The Scottish Government has delayed the introduction of its deposit return scheme (DRS) until 1 July 2022 amid concerns over the Covid-19 pandemic.

A reverse vending machine

With coronavirus expected to have long-lasting and devastating economic impacts, Environment Secretary Roseanna Cunningham confirmed on Monday (16 March) that the DRS will be pushed back from the original start date of 1 April 2021 to allow businesses time to prepare for the scheme.

According to Zero Waste Scotland, there will be a few changes to the proposed DRS plans following consultation with island communities, feedback from the Scottish Parliament’s Environment Committee and stakeholder input.
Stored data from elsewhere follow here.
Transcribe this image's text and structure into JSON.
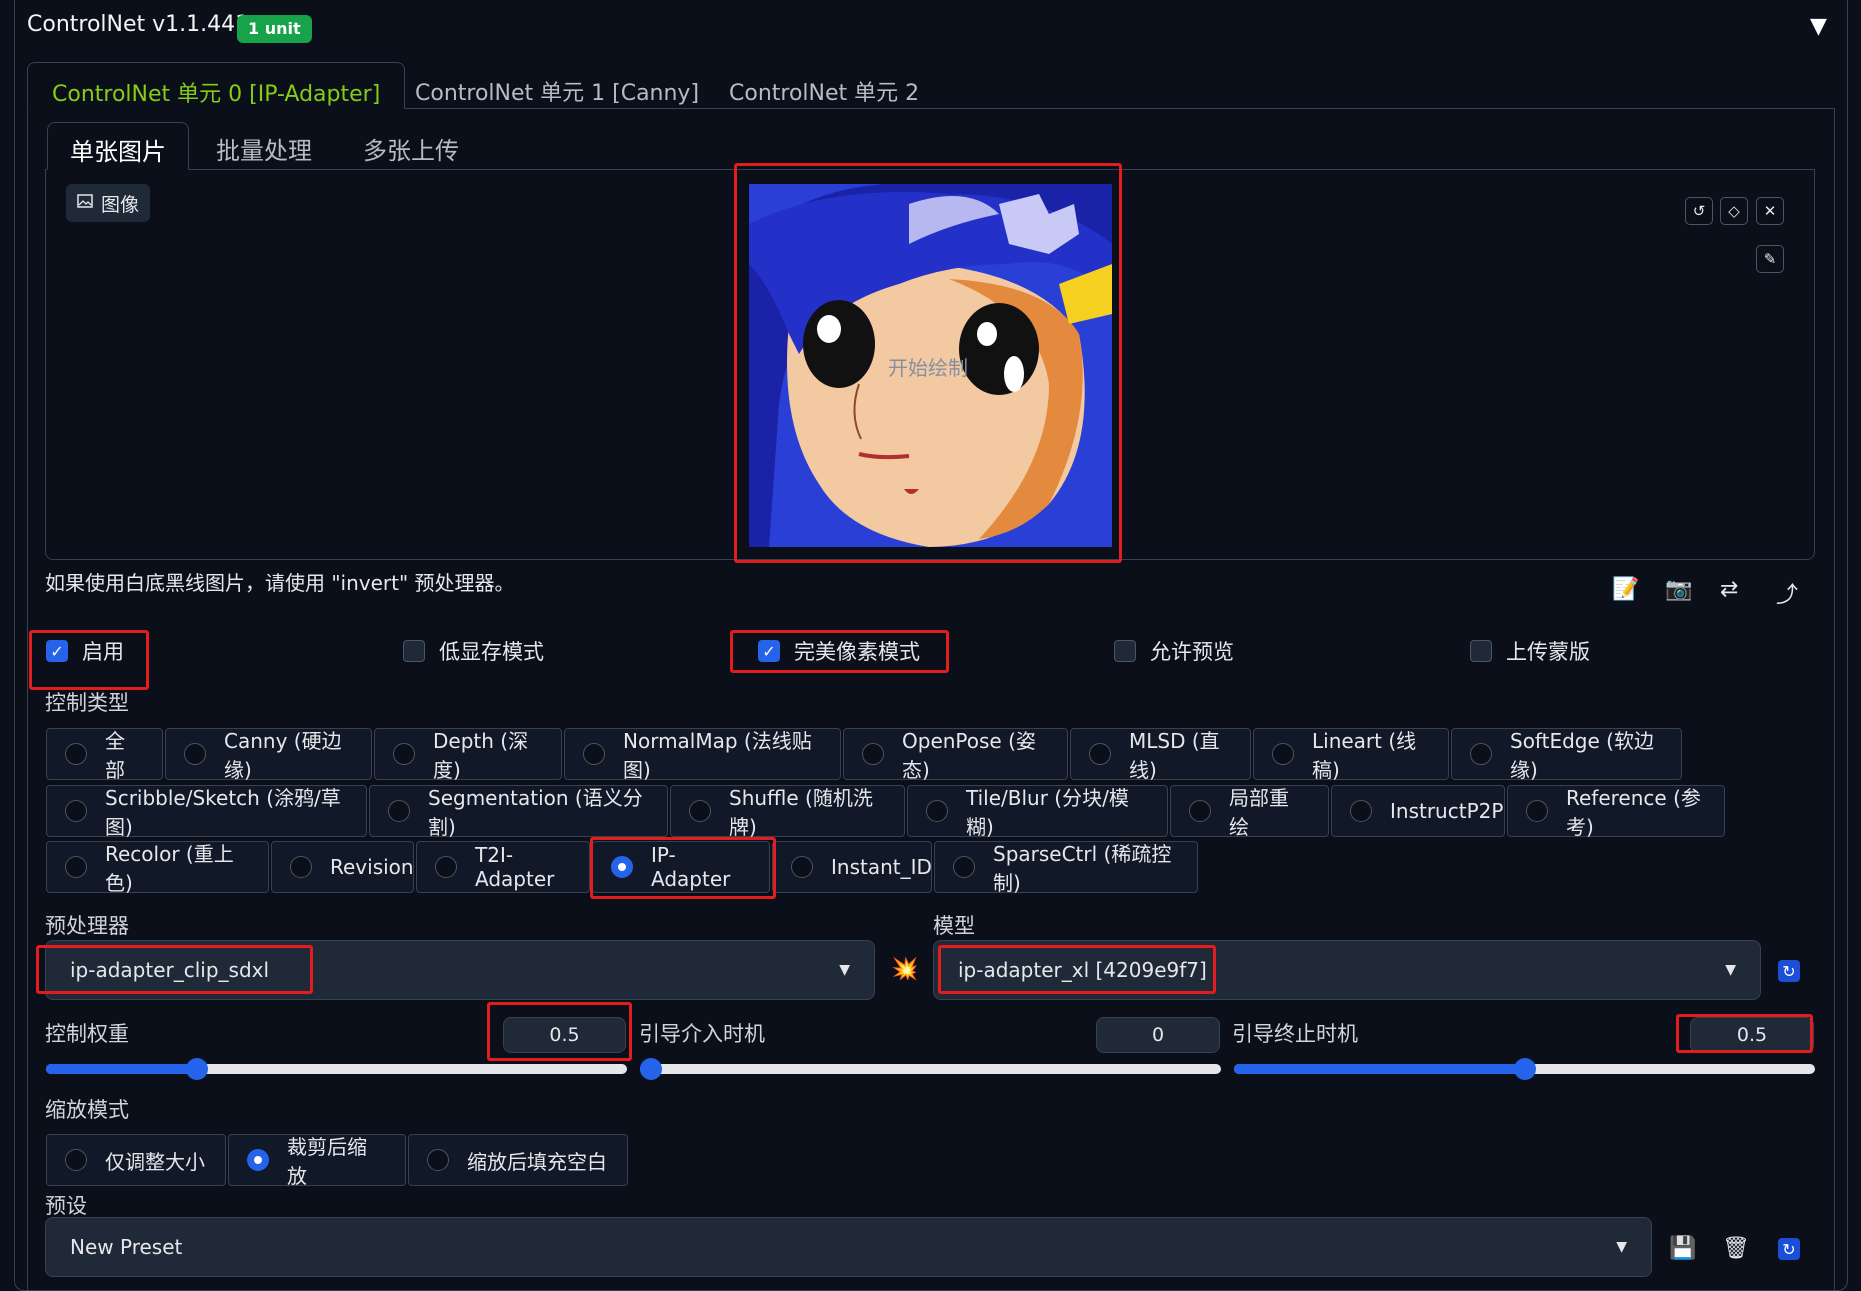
{
  "header": {
    "title": "ControlNet v1.1.441",
    "badge": "1 unit",
    "collapse_icon": "▼"
  },
  "unit_tabs": [
    "ControlNet 单元 0 [IP-Adapter]",
    "ControlNet 单元 1 [Canny]",
    "ControlNet 单元 2"
  ],
  "image_tabs": [
    "单张图片",
    "批量处理",
    "多张上传"
  ],
  "image_panel": {
    "label": "图像",
    "canvas_hint": "开始绘制"
  },
  "hint_text": "如果使用白底黑线图片，请使用 \"invert\" 预处理器。",
  "checkboxes": [
    {
      "label": "启用",
      "checked": true
    },
    {
      "label": "低显存模式",
      "checked": false
    },
    {
      "label": "完美像素模式",
      "checked": true
    },
    {
      "label": "允许预览",
      "checked": false
    },
    {
      "label": "上传蒙版",
      "checked": false
    }
  ],
  "control_type": {
    "label": "控制类型",
    "row1": [
      "全部",
      "Canny (硬边缘)",
      "Depth (深度)",
      "NormalMap (法线贴图)",
      "OpenPose (姿态)",
      "MLSD (直线)",
      "Lineart (线稿)",
      "SoftEdge (软边缘)"
    ],
    "row2": [
      "Scribble/Sketch (涂鸦/草图)",
      "Segmentation (语义分割)",
      "Shuffle (随机洗牌)",
      "Tile/Blur (分块/模糊)",
      "局部重绘",
      "InstructP2P",
      "Reference (参考)"
    ],
    "row3": [
      "Recolor (重上色)",
      "Revision",
      "T2I-Adapter",
      "IP-Adapter",
      "Instant_ID",
      "SparseCtrl (稀疏控制)"
    ],
    "selected": "IP-Adapter"
  },
  "preprocessor": {
    "label": "预处理器",
    "value": "ip-adapter_clip_sdxl"
  },
  "model": {
    "label": "模型",
    "value": "ip-adapter_xl [4209e9f7]"
  },
  "sliders": {
    "weight": {
      "label": "控制权重",
      "value": "0.5",
      "fraction": 0.26
    },
    "start": {
      "label": "引导介入时机",
      "value": "0",
      "fraction": 0.0
    },
    "end": {
      "label": "引导终止时机",
      "value": "0.5",
      "fraction": 0.5
    }
  },
  "resize_mode": {
    "label": "缩放模式",
    "options": [
      "仅调整大小",
      "裁剪后缩放",
      "缩放后填充空白"
    ],
    "selected": "裁剪后缩放"
  },
  "preset": {
    "label": "预设",
    "value": "New Preset"
  },
  "colors": {
    "accent_blue": "#2563eb",
    "active_tab_green": "#84cc16",
    "highlight_red": "#e11d1d",
    "badge_green": "#16a34a"
  }
}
There will also be 17,000 more return points across the country, in order to make the scheme as accessible as possible.

Cunningham explained: “Our Deposit Return Scheme will be the first national scheme of its type operating in the UK. By including a wide range of materials, including glass, and setting a deposit of 20p, we are giving the people of Scotland a clear and straightforward way to do their bit for the environment.

“Having listened to the views of stakeholders, I have agreed to extend the ‘go-live’ date from April 2021 to July 2022. This will give businesses more time to prepare their premises for the scheme and crucially, provides flexibility in the immediate term as the whole country prepares to deal with Covid-19 – the impact of which continues to be closely monitored.

“One very important way of achieving our climate targets is in tackling throw-away culture and building a circular economy where our resources are kept in use for as long as possible, and our Deposit Return Scheme is just one part of this.”

Scotland goes all in

Scotland is set to adopt the ‘all in’ DRS model, where all drinks containers of between 50 millilitres and three litres in size made from aluminium, steel, glass and PET plastic will carry a deposit of 20 pence, which can be recouped when returned for recycling.

Although Zero Waste Scotland has estimated that this will result in a 90 per cent reduction in litter, concerns have been raised with the proposed scheme – the Aluminium Packaging Recycling Organisation (Alupro) has claimed that the DRS could result in 823 million more plastic bottles entering the market, as the flat-rate 20 pence deposit will encourage consumers to choose larger plastic bottles rather than multi-pack cans.

The impact of the DRS on small businesses has also been discussed, with the Federation of Small Businesses calling for businesses under 200 square feet to be exempt from the scheme due to space and staffing restrictions. With small businesses set to face financial strain amid the coronavirus fallout, such issues look likely to become increasingly pertinent.